Granted, the current portfolio of development tools – such as the Bazaar/Launchpad combination used to construct Drizzle – permit levels of experimentation and fragmentation that would have derailed more centrally managed codebases in the past. Allow further that this level of experimentation can be enormously beneficial, much as evolution uses proliferation and specialization as a means of natural selection.
Still, it will be interesting to see whether or not the Drizzle community can sustain a relatively diffuse level of development, if projects multiply and diverge at a rate faster than the core development community can adapt to.
The core hardware assumptions for Drizzle are both aggressive and not. In no particular order, a few of the baseline assumptions:
- N > 1
I don’t have much to say about the 64 bit assumption except to say that I agree, and likewise designing towards multi-core seems like a no-brainer given that the laptop I’m writing this from has two, though the point about thinking bigger is well taken:
Right now adoption is at the 16 core point, which means that if you are developing software today, you need to be thinking about multiples of 16. I keep asking myself “how will this work with 256 cores”.
Regarding the SSDs, this is the Drizzle view:
SSD is here, but it is not here in the sizes needed. What I expect us to do is make use of SSD as a secondary cache, and not look at it as the primary at rest storage. I see a lot of databases sitting in the 20gig to 100gig range. The Library of Congress is 26 terabytes. I expect more scale up so systems will be growing faster in size. SSD is the new hard drive, and fixed disks are tape.

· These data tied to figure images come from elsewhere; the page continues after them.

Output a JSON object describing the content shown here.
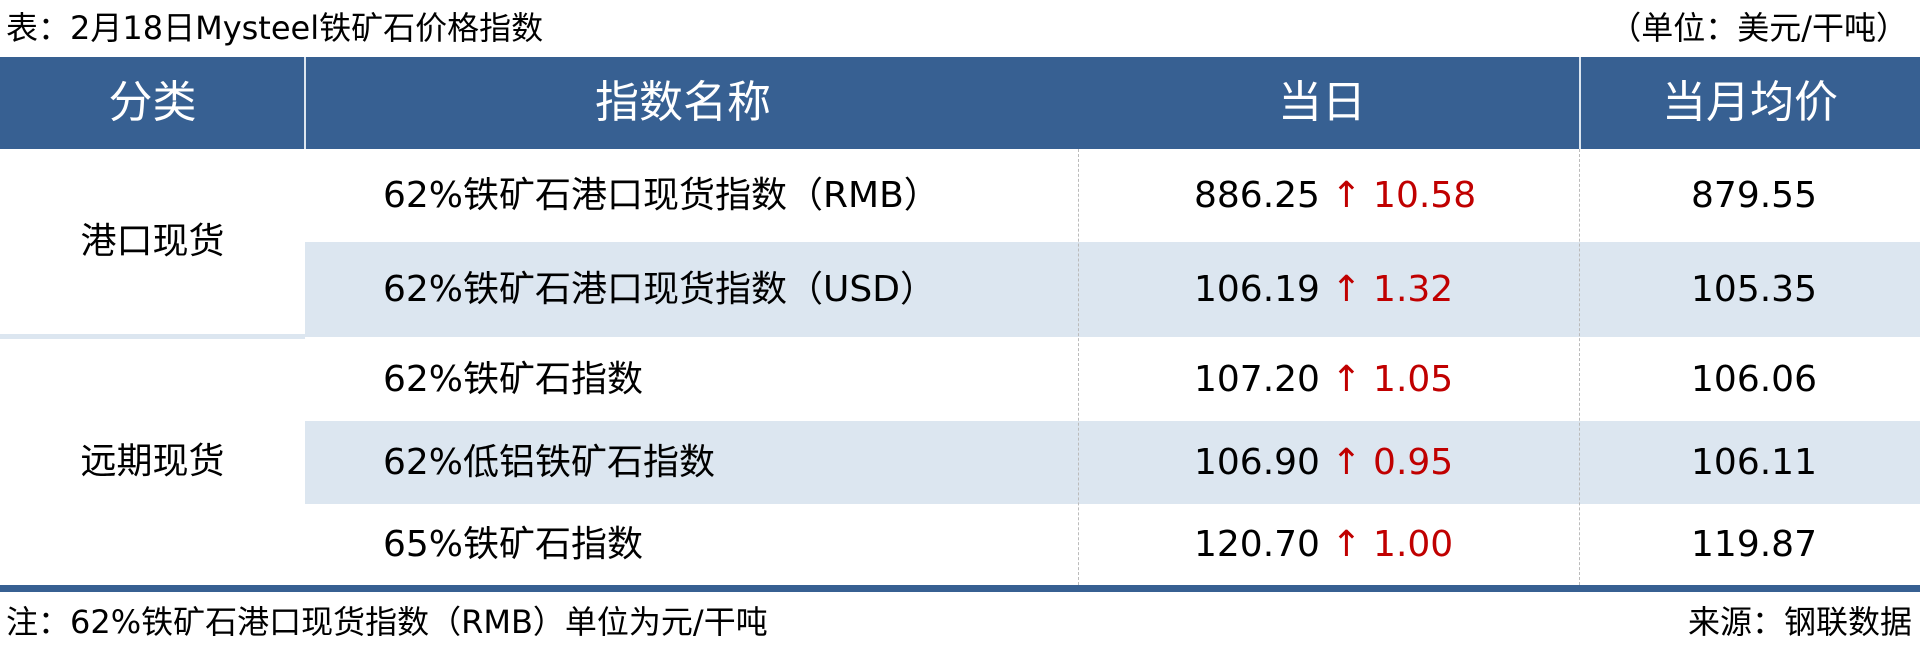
{
  "title": "表：2月18日Mysteel铁矿石价格指数",
  "unit": "（单位：美元/干吨）",
  "headers": [
    "分类",
    "指数名称",
    "当日",
    "当月均价"
  ],
  "groups": [
    "港口现货",
    "远期现货"
  ],
  "rows": [
    {
      "name": "62%铁矿石港口现货指数（RMB）",
      "today": "886.25",
      "arrow": "↑",
      "change": "10.58",
      "avg": "879.55"
    },
    {
      "name": "62%铁矿石港口现货指数（USD）",
      "today": "106.19",
      "arrow": "↑",
      "change": "1.32",
      "avg": "105.35"
    },
    {
      "name": "62%铁矿石指数",
      "today": "107.20",
      "arrow": "↑",
      "change": "1.05",
      "avg": "106.06"
    },
    {
      "name": "62%低铝铁矿石指数",
      "today": "106.90",
      "arrow": "↑",
      "change": "0.95",
      "avg": "106.11"
    },
    {
      "name": "65%铁矿石指数",
      "today": "120.70",
      "arrow": "↑",
      "change": "1.00",
      "avg": "119.87"
    }
  ],
  "note": "注：62%铁矿石港口现货指数（RMB）单位为元/干吨",
  "source": "来源：钢联数据",
  "colors": {
    "header": "#376092",
    "alt_row": "#dce6f0",
    "up": "#c00000"
  }
}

Again, not much to question here, but I wonder if there aren’t opportunities to leverage Flash drives more directly in conjunction with other media as the Fishworks guys are doing with their hybrid storage pools (see Mike Shapiro and I discussing that here – just ignore the buses going by). Storage infrastructure is intrinsically different than database infrastructure, it’s true, but the opportunity to pool different storage media using a ZFS like-filesystem to maximize collective performance might still be relevant even with the higher I/O needs.
Last on the hardware side is this: “I do not assume Drizzle will live on a single machine.” I’m assuming Joe Gregorio agrees; I know I do.
Storage Engine Implications
When it’s not rethinking the featureset, the design assumptions, or the development model, Drizzle is also triggering a reappraisal of the various storage engine options. The verdict? Of a short list of Innodb, Maria, Falcon, and PBXT, source trees will be built around only PBXT and Innodb. For now, anyway.
Disclosure: Sun is a RedMonk customer, as was MySQL prior to their acquisition.